Antonia tembló ante la furia de su semblante.
—¿Qué más queréis? —dijo ella con timidez—. ¿No habéis consumado mi ruina? ¿No me habéis arruinado, arruinado para siempre? ¿No ha quedado saciada vuestra crueldad, o aún debo sufrir más? ¡Dejadme ir! ¡Dejadme regresar a mi casa, y que llore allí mi vergüenza y mi aflicción!

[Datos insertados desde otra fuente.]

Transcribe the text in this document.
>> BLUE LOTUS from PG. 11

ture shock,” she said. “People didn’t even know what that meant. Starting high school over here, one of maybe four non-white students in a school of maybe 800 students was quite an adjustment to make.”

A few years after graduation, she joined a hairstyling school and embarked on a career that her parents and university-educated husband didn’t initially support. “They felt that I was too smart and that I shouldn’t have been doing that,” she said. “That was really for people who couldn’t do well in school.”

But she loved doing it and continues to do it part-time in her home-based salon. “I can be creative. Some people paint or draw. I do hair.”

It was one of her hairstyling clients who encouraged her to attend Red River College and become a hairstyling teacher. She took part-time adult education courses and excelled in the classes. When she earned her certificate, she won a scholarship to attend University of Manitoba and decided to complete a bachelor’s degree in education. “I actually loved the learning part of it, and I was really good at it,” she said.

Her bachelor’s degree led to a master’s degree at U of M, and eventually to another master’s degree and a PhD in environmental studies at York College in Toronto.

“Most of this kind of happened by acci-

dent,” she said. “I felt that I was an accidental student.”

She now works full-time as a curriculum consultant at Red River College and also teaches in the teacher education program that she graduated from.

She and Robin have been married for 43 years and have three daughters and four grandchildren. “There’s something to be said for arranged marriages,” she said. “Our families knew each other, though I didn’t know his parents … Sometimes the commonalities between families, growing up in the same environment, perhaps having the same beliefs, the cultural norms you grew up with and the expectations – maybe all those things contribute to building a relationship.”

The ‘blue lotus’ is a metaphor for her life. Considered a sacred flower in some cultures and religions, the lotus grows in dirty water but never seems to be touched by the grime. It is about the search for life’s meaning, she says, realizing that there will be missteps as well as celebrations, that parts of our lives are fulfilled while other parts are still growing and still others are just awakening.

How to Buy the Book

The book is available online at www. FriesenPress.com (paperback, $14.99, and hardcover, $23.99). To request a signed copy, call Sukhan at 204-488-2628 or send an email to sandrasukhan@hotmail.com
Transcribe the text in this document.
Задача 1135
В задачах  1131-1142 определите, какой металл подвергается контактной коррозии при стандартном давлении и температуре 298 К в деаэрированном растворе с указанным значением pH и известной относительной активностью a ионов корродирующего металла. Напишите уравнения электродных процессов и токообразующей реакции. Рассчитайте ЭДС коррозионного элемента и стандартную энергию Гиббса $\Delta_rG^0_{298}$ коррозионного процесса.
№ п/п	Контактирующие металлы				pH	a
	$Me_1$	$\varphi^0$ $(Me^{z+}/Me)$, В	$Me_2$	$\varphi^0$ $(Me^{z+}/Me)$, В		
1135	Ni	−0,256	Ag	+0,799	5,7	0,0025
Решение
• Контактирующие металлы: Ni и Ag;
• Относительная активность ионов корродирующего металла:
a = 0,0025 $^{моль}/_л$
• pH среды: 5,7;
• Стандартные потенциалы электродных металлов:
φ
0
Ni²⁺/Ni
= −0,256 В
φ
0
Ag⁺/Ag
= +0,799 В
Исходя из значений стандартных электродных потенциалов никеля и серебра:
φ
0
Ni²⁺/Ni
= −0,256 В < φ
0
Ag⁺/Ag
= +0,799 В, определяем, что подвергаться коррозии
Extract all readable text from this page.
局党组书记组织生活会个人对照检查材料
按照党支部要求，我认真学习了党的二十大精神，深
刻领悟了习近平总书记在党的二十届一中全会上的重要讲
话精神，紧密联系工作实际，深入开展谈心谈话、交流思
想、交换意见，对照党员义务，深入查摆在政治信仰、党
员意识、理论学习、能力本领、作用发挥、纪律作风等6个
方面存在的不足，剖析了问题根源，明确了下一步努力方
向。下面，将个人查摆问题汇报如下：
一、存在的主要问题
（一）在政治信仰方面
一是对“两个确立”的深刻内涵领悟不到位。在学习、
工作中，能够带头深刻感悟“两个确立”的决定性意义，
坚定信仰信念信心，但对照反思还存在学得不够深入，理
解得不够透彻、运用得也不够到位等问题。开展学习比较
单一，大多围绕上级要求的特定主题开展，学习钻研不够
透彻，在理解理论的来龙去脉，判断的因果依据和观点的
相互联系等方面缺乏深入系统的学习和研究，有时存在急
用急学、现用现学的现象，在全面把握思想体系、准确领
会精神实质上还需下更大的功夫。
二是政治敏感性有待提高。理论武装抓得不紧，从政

—¿Regresar a vuestra casa? —repitió el monje, con un gesto de burla y de desprecio. Luego, con los ojos llameantes de pasión, exclamó—: Pues qué, ¿me vais a denunciar ante el mundo? ¿Me vais a acusar de hipócrita, violador, traidor, monstruo de crueldad, lujurioso e ingrato? ¡No, no, no! ¡Sé muy bien el peso de mis delitos; vuestras quejas serían demasiado justas, y mis crímenes demasiado evidentes! No saldréis de aquí para decir a Madrid que soy un villano, que mi conciencia está cargada de pecados y que no puedo esperar el perdón del cielo. ¡Desdichada muchacha, tendréis que quedaros aquí conmigo! ¡Aquí, entre estas tumbas desoladas, estas imágenes de la muerte, estos cadáveres corrompidos y nauseabundos! ¡Aquí os quedaréis a presenciar mis sufrimientos, a presenciar lo que es morir en los horrores de la desesperación y exhalar el último gemido entre blasfemias y maldiciones! ¿Y quién soy yo para agradecer esto? ¿Qué me sedujo para cometer estos crímenes, cuyo solo recuerdo me hace estremecer? ¡Bruja fatal! ¿No ha sido vuestra belleza? ¿No habéis hundido mi alma en la infamia? ¿No me habéis convertido en un hipócrita perjuro, un violador, un asesino? Es más, en este momento, ¿no me hace esa mirada angélica desesperar de alcanzar el perdón de Dios? ¡Oh! ¡Cuando esté ante el trono de su justicia, esa mirada bastará para condenarme! ¡Le diréis a mi Juez que erais feliz hasta que
yo
os vi; que erais inocente hasta que
yo
os manché! ¡Iréis con esos ojos llenos de lágrimas, esas mejillas pálidas y demacradas, esas manos alzadas en un gesto de súplica, como cuando me pedisteis esa compasión que yo no os he dado! ¡Entonces se presentará el espectro de vuestra madre y me arrojará a los infiernos, a las llamas, a las furias, a los tormentos eternos! ¡Y seréis vos quien me acusará! ¡Seréis vos la causa de mi eterna agonía! ¡Vos, desdichada muchacha! ¡Vos!